American Networks

While the RSA in the UK enjoys a long and distinguished history and is rightly regarded as an institution in the UK community of ideas, in many ways the RSA-United States is something of a start-up, with a modest budget, a handful of staff, and a small but growing (and distinguished) Fellowship.  Start-ups must find a successful place in the market quickly, or risk being extinguished.  

This is particularly true in the community of ideas, which features well-funded and publicly establish think-tanks and advocacy groups that dominate the market.  Rather than compete with established Goliaths, the RSA-US has had to focus on the essential question: what service do we provide that no one else does?  

If we cannot supply an answer to that question, we cannot hope to recruit new Fellows, develop programs, or secure the resources we need in the always-rigorous individual-based fundraising field and the worst corporate-giving environment in over fifteen years.  Further, there is a moral question at stake: does an organisation that cannot persuasively answer the question “what unique service do we provide” deserve to exist?

The US marketplace of ideas is full of organisations whose members serve as an audience for the organisation’s work.  In some respects these organisations operate on an industrial model, with an output decided at the top level of management, executed through middle-management supervision of the factory floor, and distributed to individuals whose only engagement in the process is to consume the end product.   In this respect what is true of a washing-machine is true of a piece of policy or intellectual content.

In the 2008 chief executive’s lecture, Matthew Taylor talked about using advances in our understanding of human behaviour to create the conditions under which citizens are able to make more socially-engaged decisions that lead to a better society.  This is an emerging theme in my conversations with Fellows, including “serial innovator” Dr.
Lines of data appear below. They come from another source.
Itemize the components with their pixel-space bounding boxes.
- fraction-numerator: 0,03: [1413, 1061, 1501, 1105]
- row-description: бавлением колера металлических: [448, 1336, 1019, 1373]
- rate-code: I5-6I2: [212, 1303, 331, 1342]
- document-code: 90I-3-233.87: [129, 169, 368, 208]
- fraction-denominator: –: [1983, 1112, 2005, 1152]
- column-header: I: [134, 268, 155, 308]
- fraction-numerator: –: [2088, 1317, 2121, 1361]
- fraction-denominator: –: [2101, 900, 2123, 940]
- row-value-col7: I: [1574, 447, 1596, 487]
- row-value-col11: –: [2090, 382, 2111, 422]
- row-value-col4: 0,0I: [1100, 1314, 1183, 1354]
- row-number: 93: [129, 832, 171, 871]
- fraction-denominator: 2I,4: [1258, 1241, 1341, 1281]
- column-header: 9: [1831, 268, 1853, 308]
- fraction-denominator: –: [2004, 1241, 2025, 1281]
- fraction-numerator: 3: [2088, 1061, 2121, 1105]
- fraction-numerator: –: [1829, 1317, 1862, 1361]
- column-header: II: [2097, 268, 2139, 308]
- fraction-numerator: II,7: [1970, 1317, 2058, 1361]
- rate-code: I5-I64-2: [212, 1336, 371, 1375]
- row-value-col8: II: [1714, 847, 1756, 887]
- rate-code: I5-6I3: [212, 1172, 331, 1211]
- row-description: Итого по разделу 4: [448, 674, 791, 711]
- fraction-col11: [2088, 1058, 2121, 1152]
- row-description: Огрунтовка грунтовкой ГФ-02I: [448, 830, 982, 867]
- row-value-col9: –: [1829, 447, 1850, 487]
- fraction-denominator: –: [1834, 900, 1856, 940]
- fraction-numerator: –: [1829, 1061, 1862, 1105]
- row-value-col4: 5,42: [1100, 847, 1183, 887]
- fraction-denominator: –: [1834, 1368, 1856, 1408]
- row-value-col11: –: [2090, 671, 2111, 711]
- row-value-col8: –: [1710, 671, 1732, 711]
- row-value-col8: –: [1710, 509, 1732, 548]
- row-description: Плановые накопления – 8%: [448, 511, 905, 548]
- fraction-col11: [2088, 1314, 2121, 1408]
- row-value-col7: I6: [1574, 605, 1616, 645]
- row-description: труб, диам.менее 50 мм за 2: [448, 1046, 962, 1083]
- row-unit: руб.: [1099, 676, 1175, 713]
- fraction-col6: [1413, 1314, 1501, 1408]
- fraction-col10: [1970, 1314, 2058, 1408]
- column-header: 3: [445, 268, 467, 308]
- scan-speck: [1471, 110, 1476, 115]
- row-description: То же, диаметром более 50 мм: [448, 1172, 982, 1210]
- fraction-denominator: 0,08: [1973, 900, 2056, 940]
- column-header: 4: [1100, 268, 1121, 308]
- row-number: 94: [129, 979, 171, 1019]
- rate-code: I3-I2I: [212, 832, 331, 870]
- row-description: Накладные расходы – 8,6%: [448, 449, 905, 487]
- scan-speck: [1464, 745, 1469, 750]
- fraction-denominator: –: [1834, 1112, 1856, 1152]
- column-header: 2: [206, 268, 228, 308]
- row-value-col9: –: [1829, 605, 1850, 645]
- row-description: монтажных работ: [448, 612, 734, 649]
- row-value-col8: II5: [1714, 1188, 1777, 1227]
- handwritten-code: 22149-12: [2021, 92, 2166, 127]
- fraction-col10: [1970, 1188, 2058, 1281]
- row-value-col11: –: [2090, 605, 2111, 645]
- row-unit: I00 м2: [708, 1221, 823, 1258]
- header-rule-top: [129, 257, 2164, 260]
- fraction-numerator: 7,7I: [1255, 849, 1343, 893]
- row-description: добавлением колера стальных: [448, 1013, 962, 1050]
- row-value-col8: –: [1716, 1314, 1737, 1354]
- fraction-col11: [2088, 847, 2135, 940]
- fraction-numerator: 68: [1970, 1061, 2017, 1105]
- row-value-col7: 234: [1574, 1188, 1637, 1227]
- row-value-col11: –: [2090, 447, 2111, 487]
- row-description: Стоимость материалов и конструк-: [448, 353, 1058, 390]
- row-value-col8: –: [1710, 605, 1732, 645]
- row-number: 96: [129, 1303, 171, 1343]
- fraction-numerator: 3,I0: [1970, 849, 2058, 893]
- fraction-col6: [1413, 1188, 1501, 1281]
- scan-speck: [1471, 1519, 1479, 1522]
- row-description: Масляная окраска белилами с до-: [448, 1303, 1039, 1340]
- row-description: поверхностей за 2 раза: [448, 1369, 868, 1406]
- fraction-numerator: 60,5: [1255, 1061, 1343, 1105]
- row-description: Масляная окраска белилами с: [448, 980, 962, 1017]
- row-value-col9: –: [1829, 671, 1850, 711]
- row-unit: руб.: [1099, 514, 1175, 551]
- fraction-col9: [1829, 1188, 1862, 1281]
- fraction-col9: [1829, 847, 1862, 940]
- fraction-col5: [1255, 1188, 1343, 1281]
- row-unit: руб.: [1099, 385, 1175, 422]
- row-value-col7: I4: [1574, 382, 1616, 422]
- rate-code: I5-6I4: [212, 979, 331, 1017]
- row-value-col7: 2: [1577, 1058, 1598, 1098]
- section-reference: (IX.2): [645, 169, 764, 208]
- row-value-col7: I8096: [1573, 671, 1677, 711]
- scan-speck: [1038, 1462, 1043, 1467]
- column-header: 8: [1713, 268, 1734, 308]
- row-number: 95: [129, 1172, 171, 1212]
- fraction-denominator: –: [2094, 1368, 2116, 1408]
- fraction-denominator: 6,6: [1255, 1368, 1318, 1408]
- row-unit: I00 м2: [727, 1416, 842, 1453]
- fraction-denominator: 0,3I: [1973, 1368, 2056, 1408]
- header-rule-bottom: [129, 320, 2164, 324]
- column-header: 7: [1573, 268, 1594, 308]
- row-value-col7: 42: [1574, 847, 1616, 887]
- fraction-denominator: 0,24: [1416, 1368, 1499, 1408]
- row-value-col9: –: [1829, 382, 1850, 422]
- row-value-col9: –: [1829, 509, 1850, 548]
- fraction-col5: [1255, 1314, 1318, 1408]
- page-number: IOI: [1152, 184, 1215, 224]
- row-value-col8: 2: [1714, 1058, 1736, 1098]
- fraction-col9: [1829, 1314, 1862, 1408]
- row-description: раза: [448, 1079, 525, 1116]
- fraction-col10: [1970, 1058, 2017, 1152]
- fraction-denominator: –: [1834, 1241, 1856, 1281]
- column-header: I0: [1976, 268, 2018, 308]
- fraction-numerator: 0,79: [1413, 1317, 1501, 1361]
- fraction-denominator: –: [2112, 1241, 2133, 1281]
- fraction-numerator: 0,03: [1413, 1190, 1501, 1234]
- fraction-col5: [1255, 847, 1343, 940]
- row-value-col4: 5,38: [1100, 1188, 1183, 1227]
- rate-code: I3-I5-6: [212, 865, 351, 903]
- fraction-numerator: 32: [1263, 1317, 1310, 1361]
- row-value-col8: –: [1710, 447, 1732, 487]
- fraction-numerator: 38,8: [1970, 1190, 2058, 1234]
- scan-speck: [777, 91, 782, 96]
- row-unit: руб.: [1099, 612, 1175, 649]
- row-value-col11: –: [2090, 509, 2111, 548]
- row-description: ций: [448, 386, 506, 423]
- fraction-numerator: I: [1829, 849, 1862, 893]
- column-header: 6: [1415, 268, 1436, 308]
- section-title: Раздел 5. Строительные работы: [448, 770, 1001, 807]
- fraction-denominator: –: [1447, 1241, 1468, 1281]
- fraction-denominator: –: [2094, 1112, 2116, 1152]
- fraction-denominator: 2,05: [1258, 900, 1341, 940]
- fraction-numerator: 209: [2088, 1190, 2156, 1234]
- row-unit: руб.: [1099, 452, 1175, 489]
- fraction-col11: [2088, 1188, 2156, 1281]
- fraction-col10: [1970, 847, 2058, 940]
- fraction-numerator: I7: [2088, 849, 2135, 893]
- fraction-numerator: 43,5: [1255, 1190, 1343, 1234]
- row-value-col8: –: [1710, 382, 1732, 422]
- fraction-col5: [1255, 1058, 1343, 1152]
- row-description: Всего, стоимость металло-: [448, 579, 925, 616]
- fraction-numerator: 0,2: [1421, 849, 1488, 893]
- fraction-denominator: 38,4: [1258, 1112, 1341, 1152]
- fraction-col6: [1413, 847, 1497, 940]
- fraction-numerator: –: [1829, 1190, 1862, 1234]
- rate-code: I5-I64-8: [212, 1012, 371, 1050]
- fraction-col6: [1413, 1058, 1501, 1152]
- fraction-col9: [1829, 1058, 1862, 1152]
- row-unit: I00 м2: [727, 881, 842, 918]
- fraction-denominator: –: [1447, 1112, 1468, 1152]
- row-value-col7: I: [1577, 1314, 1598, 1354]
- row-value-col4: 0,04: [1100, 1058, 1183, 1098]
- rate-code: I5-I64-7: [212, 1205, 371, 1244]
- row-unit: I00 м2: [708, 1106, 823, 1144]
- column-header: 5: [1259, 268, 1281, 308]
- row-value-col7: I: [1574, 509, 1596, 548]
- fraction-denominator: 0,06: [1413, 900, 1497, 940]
John Kao and this year’s Benjamin Franklin Medal winner Sir Ken Robinson, have applied this theme, both of whom apply to their own fields the need to move away from the industrial, command-and-control structure of organisations and toward a model that allows new ideas and good practice to develop, that creates the conditions for innovation

This is where the work of the RSA Networks team and the RSA-United States converge, and they do so around the greatest asset of the RSA and the answer to the essential question of why the RSA should exist: the Fellowship.  

Wherever there have been projects that benefit society, there have been three actors: there has been a person with an idea - an innovator; there has been a network of people who help to sharpen and promote that idea; and there has been a person or organisation with the resources to make it happen.  The RSA has all three of those actors within its Fellowship – innovators, networkers, and philanthropists – and in specific cases where the Fellowship network is lacking, the personal networks of the Fellows are able to supplement that with new entries in all three areas (who, in turn, can become valuable additions to the Fellowship).  

The role of the RSA, then, is not to command an outcome and produce it for the consumption of Fellows – it is to create the conditions under which the ideas, networks, and resources of Fellows and their networks can come together to produce innovations that benefit society.  The RSA-United States has a Fellow at the centre of every project it runs, and operates like a brokerage house – in this case, a brokerage of ideas, facilitating the necessary relationships.  No other organisation pursues this model with such clarity.

In order for this model to succeed, it requires a new understanding of the role of Fellows and the organisation.  As RSA staff, we must remember that the Fellowship is not a passive audience for our work – instead, we exist to serve the Fellowship by connecting their ideas with networks and resources.  

This also requires an adjustment on the part of the Fellowship.  Fellows should consider where they fit in the model – are they innovators with ideas to be executed or expanded?  Are they networkers, keen to be involved in interesting discussions and connect ideas to people who can help?  Are they in a position to contribute, themselves or through others, the resources needed to turn an idea into action?  In any case, the words “the RSA should do a project on…” must be banished from the lexicon of the Fellowship, for the simple reason that in the new model there is no longer a divide between the RSA and the Fellowship.   The RSA is the Fellowship.  Matthew Taylor, for all his virtues, is not William Shipley, and I am certainly not Benjamin Franklin.  The Shipleys and Franklins are out there amongst the Fellows.  Our job is to connect them to each other, to create the conditions for their ideas to thrive.